In short, the markets are always right, and extreme income inequality indicates a properly functioning economy, and the poor deserve their lot, and there’s no such thing as society. Even some Republicans don’t believe that:
As more states jump on board with the expansion, or as Republicans start making peace with the fact that Obamacare’s future is almost certainly secure, the GOP and the Koch Empire are going to find themselves increasingly at odds on an issue that right now holds them together. AFP backs full repeal of Obamacare, but as more people start receiving benefits through Obamacare, full repeal becomes an increasingly untenable position, which puts pressure on Republicans to moderate.

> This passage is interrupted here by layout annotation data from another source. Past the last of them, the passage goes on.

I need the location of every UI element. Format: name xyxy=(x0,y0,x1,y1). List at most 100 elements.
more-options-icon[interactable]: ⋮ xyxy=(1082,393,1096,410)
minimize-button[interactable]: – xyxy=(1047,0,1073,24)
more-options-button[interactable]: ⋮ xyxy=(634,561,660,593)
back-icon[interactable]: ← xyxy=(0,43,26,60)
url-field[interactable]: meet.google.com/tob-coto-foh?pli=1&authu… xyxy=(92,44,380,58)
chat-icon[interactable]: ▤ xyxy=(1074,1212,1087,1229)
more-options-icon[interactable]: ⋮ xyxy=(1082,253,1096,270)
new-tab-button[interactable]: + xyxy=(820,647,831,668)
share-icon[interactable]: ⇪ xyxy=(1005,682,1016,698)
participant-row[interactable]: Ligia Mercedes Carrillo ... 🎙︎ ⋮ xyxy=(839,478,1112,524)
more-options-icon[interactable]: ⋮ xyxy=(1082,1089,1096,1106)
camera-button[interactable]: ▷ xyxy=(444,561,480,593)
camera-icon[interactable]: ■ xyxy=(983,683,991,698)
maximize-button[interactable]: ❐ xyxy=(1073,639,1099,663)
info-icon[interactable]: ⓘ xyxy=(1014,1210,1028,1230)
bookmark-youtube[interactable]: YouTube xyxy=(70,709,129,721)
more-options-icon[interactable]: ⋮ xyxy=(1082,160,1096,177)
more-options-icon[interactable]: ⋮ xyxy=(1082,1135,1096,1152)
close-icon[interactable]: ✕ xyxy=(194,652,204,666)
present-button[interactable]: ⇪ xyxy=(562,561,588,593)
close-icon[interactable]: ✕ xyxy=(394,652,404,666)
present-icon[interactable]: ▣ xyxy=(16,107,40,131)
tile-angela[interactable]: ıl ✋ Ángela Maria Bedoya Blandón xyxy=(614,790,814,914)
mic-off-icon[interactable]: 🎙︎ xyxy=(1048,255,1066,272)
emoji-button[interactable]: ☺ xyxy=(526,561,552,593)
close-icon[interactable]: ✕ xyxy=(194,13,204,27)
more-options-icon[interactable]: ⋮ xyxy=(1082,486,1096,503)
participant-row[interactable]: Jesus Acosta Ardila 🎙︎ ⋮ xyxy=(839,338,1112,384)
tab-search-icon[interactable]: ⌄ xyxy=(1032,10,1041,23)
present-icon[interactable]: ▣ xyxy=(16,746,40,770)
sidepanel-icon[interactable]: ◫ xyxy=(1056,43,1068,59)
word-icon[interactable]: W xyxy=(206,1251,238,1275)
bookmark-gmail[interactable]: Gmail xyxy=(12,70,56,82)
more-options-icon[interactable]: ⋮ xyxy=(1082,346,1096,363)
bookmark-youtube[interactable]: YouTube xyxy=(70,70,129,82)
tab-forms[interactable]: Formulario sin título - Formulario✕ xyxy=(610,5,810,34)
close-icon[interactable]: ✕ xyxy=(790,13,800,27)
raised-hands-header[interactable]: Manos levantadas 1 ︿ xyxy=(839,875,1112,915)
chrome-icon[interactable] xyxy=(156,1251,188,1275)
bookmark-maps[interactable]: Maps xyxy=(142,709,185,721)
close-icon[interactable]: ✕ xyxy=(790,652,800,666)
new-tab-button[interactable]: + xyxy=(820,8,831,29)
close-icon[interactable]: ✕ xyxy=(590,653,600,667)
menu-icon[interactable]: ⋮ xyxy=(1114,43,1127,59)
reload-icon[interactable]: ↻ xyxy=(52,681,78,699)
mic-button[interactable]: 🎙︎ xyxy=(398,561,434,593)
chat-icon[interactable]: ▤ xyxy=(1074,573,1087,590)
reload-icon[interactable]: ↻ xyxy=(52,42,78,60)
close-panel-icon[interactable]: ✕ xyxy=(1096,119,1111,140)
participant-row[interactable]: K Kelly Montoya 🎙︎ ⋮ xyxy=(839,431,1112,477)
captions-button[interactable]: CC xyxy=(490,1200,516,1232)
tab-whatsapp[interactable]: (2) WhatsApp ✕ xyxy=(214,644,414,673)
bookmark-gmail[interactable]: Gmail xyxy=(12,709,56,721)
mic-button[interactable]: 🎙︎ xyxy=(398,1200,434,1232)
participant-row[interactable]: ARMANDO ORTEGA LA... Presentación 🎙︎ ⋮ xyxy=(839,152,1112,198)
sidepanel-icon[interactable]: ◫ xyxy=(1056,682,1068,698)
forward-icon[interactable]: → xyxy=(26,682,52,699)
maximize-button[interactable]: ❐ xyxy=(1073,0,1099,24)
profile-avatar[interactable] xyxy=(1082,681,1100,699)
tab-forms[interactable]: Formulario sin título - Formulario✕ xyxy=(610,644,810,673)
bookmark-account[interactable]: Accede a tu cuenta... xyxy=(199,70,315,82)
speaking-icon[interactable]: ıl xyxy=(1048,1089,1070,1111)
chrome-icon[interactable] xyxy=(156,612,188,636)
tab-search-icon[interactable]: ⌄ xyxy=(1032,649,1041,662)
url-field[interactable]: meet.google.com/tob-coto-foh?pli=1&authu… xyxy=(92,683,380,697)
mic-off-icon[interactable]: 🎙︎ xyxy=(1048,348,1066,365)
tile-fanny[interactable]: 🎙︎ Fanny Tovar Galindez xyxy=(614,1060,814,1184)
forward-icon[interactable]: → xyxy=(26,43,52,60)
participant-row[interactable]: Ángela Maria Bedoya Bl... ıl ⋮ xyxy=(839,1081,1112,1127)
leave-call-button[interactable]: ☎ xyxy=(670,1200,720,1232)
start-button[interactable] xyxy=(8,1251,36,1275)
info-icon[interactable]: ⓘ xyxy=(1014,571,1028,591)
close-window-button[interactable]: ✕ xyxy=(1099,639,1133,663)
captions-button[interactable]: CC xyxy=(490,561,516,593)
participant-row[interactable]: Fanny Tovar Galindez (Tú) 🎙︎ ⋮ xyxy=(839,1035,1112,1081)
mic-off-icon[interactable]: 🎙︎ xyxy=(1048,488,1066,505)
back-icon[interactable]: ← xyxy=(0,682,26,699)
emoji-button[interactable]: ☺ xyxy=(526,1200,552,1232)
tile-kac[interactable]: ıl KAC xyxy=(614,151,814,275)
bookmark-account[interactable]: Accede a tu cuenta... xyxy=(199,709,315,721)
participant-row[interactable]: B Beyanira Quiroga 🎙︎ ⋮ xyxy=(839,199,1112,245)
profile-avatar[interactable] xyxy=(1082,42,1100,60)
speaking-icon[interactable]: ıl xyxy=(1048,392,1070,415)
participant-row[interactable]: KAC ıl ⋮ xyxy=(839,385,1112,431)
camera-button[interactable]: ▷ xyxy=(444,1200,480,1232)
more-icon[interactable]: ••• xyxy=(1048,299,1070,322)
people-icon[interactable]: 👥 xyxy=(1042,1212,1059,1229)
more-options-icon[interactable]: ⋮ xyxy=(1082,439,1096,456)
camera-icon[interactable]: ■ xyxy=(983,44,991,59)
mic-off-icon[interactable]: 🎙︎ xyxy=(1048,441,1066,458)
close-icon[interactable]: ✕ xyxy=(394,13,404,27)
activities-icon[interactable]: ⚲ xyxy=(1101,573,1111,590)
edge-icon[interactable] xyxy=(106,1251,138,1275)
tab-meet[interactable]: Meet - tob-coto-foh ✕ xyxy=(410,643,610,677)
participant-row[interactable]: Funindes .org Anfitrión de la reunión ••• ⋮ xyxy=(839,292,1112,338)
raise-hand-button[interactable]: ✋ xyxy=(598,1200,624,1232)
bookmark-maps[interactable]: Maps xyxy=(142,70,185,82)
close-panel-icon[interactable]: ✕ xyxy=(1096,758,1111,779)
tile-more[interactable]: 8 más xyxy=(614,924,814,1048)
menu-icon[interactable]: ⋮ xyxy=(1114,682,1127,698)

That gets to the key philosophical difference between the Kochs and the GOP. As extreme as they often are and as infuriatingly obstructionist as Republicans can be, they are still vulnerable to prevailing public sentiment and beholden to the realities of governing. The Kochs answer only to themselves. They act according to self-interest and the interests of their tax bracket. “Leaders of the effort say it has great appeal to the businessmen and businesswomen who finance the operation and believe that excess regulation and taxation are harming their enterprises and threatening the future of the country,” the New York Times noted.
That’s what Krugman was talking about, which Maloy echoes:
AFP has a functionally unlimited budget and no reason to alter its agenda. The Koch network is outspending everyone in its attempt to bring down big government in 2014. If it can be demonstrated that they played a key role in the Republicans’ (likely) electoral gains this year, then the money, power and ideology of the Koch brothers will stand alongside that of the Republican establishment. And if there’s one thing political parties don’t do well, it is share power.
The drift toward oligarchy continues. A meritocracy based on self-reliance and personal responsibility – work hard and you’ll make it, because of your hard work – was only happy-talk for the rubes. Wage-earners are the new rubes, convinced Obamacare is evil and that there must be a market-based solution to everything out there, and that freeing the rich from all their burdens will improve their own lives. Sure, and the fortune Paris Hilton inherited improved their lives?
And what happens when the rubes figure out that the ten families and their children have grabbed everything, and that Paris Hilton didn’t make their lives better, and the wage-earners outnumber the bosses nine to one? The Koch brothers will shout FREEDOM! Krugman and others will patiently explain the freedom’s just another word for nothing left to lose. No, wait. That was Janis Joplin. Or maybe it was every economist possessed of the facts, not possessed by free-market theology.
What happens when that day comes? That day may not come. Shouting works too well.